Bizim felaketimizde yanımızda yine biz vardık. Biz kendi kahramanlarımızla kendi acımızı dindirmeye, kendi yaramızı sarmaya çabalarken, canımızı, gücümüzü emanet ettiğimiz gözbebeğimiz kurumlarımız acil butonunun sesine değil, kibirli yöneticinin emrine mecbur bırakılmıştı.

“Mutlak güç tek kişinin tekelinde olmamalı, yoksa sonu felaket olur”, bunu tarih çok kez öğretmişken, bir kez daha acıyla deneyimledik.

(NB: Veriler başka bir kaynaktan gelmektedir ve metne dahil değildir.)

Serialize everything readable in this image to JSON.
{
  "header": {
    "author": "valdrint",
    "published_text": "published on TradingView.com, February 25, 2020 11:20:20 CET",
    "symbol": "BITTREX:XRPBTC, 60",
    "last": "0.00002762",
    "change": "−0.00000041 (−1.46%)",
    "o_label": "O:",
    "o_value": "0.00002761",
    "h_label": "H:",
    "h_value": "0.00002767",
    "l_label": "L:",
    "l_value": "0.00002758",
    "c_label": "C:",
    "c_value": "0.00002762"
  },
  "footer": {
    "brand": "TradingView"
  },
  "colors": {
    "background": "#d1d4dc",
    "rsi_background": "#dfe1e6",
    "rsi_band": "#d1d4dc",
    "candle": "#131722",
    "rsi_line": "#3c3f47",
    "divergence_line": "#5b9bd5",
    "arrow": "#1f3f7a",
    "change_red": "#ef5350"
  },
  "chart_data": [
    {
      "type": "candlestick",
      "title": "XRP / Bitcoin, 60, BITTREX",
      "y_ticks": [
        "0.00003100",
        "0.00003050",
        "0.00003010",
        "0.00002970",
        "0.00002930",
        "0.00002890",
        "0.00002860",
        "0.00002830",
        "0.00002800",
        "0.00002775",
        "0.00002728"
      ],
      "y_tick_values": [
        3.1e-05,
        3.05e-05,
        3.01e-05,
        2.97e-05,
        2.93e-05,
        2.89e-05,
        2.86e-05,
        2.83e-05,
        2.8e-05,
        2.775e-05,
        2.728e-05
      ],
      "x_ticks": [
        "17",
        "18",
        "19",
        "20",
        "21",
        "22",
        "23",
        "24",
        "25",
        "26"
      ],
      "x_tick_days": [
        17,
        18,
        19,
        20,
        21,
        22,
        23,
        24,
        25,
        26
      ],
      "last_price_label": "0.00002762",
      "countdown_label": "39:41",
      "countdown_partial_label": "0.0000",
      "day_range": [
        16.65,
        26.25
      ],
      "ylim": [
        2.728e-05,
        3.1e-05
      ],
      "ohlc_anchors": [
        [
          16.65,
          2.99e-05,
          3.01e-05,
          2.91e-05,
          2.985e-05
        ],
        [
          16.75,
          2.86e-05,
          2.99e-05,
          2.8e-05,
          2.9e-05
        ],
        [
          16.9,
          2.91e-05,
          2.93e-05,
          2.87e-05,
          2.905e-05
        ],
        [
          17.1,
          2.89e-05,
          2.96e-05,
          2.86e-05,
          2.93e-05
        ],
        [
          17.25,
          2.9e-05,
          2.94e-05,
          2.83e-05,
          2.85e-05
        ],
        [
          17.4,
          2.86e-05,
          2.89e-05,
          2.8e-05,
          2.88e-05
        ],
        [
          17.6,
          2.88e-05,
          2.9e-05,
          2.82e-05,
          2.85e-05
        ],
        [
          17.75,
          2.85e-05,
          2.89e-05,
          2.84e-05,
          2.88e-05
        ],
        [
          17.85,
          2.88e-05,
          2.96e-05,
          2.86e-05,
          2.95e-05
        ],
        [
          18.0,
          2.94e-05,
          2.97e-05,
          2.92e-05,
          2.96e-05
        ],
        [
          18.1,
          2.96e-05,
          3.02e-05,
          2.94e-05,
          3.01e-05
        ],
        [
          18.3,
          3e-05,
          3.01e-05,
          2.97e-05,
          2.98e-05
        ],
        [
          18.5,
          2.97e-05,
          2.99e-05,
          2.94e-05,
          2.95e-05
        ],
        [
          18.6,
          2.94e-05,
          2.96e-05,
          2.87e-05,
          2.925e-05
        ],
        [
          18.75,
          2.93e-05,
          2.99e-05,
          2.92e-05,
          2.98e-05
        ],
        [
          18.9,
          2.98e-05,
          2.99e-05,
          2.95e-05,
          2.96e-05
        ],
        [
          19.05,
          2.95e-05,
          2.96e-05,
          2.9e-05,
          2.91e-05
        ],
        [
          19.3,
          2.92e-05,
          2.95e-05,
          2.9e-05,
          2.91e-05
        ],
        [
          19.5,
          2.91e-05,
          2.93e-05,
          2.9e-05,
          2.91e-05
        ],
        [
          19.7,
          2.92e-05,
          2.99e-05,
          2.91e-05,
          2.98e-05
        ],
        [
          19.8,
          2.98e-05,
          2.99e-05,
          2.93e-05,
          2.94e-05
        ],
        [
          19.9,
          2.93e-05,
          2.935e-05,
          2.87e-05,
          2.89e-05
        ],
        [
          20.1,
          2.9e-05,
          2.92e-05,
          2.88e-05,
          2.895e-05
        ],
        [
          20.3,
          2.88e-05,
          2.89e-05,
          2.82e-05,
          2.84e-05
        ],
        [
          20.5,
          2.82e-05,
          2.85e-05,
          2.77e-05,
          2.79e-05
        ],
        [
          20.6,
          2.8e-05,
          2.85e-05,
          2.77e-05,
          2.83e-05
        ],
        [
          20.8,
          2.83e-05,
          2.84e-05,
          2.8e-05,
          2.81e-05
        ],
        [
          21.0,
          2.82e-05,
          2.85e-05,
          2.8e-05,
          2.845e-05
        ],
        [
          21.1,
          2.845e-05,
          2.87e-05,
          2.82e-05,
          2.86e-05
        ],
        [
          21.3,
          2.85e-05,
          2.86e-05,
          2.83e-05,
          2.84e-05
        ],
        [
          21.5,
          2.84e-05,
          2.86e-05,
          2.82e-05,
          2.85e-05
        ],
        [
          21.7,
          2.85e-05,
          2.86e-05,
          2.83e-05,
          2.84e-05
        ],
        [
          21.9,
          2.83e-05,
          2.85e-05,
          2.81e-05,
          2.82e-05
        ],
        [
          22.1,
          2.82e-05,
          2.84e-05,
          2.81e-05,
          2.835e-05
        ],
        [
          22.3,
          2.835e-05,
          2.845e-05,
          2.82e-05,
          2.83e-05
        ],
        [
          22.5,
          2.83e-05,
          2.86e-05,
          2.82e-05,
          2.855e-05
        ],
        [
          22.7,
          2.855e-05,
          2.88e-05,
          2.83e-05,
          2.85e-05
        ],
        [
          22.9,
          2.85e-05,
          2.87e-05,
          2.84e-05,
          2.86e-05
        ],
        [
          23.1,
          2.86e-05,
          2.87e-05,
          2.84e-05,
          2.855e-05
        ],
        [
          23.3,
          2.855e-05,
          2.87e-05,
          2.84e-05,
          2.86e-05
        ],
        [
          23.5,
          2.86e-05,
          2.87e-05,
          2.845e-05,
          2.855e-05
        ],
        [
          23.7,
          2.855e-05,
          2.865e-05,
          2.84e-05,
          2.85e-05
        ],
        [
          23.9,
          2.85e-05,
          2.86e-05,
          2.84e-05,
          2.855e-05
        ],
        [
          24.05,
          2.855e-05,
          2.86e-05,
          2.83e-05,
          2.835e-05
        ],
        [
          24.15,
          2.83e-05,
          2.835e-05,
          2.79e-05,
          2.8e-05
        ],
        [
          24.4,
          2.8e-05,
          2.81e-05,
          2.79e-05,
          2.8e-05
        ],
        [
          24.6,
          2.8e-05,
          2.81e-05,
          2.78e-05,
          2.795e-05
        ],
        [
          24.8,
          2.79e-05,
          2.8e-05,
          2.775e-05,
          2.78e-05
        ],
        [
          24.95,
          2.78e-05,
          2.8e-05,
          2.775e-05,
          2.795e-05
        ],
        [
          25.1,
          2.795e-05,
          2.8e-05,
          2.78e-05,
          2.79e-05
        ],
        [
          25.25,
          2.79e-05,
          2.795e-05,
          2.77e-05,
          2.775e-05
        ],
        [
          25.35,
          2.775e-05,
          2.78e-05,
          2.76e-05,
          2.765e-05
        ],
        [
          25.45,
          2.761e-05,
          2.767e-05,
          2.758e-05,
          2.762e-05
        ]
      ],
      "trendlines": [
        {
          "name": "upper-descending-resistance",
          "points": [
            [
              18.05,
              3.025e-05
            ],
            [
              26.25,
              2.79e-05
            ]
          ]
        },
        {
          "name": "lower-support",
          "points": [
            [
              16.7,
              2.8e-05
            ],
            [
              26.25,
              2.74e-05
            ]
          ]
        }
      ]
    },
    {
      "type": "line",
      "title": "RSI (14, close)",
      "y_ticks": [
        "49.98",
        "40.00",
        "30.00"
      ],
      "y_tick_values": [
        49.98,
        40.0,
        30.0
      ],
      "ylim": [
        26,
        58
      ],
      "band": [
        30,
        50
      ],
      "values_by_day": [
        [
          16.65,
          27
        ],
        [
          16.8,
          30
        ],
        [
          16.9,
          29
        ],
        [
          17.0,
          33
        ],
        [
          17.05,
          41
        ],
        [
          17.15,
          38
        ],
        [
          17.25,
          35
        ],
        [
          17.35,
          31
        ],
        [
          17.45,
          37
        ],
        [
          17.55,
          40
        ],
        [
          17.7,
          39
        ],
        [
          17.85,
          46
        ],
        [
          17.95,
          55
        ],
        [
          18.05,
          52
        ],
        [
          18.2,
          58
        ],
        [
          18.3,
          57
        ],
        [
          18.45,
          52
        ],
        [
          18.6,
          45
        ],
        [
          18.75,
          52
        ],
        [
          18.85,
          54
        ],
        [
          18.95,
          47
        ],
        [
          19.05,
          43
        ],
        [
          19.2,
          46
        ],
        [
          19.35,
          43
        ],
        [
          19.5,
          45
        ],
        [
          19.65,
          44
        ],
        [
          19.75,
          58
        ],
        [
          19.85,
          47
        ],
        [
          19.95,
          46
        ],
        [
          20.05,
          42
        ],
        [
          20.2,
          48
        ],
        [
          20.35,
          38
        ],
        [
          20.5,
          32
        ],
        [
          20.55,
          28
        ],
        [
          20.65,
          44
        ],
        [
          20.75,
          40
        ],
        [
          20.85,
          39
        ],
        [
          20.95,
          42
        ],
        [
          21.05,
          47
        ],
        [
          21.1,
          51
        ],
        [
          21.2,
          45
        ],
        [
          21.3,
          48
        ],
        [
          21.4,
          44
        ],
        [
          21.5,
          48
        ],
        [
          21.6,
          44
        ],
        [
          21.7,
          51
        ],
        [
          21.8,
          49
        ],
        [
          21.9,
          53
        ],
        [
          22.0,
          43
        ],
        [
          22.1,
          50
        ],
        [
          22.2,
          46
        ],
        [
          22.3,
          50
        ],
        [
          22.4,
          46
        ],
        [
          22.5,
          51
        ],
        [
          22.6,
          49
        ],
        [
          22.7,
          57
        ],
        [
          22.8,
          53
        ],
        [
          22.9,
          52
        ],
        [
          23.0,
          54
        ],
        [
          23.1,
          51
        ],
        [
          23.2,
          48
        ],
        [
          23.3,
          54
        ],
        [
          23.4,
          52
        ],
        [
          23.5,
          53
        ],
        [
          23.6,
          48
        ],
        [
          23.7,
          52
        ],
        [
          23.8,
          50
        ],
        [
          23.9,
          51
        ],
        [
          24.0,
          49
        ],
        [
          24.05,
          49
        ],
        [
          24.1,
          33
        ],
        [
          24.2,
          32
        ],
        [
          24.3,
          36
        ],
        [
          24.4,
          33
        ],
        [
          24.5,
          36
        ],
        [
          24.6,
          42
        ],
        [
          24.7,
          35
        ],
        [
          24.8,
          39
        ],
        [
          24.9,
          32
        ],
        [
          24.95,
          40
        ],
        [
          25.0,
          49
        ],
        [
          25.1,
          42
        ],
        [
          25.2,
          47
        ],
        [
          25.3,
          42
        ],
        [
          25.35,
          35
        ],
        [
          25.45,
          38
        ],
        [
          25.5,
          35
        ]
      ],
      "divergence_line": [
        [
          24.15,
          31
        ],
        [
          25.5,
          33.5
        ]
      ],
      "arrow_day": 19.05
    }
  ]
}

Şehirlerimizi ehilsiz ellerde kontrolsüz betonlaştırdınız, kaderimizi coğrafyamız değil, siz belirlediniz diyen isyanlarımız, bize yıkılmış yuvalarımız, kaybettiğimiz sevdiklerimiz, sönen yaşam umudumuz olarak geri döndü.

Bu doğanın, ya da coğrafyamızın afeti değil, bu hayatımızı elinde tutan, bir türlü doymak bilmeyen siyasetlerinin yarattığı canilerin Afeti…

Coğrafyayı kaderi ve kaderi yazan Tanrı’yı sorumlu göstermek ise mutlak gücün yoz kurnazlığının marifeti.

Yerin altını üstüne getiren deprem miladımız bizim, değişim miladımız…

Son yıllarda ard arda gelen bir dizi sıkıntılı dönemlerin kırgınlığı henüz geçmemiş iken, bizi enkaza çeviren bu deprem; Susmuş aydınlarımızla öksüzlüğümüzü, umutları çalınan gençlerimizle kimsesizliğimizi, liyakatsızlaştırılan kurumlarımızla yalnızlığımızı, “Sizinle aynı gemideyiz “, diyenlerin gerçekte sırça saraylarında bizden çok uzakta olduklarını bize en ağır şekilde öğretti.

20 yıldır iyi paketlenmiş ama içi boşaltılmış bir hayatı bize hayat diye sunanların elinde kıyameti gördük. Hem birbirimiz için çoluk çocuk seferber olduk, ölmeyelim, yitmeyelim diye koştuk, emde “nasıl bu hale geldik “diye kavgaya tutuştuk…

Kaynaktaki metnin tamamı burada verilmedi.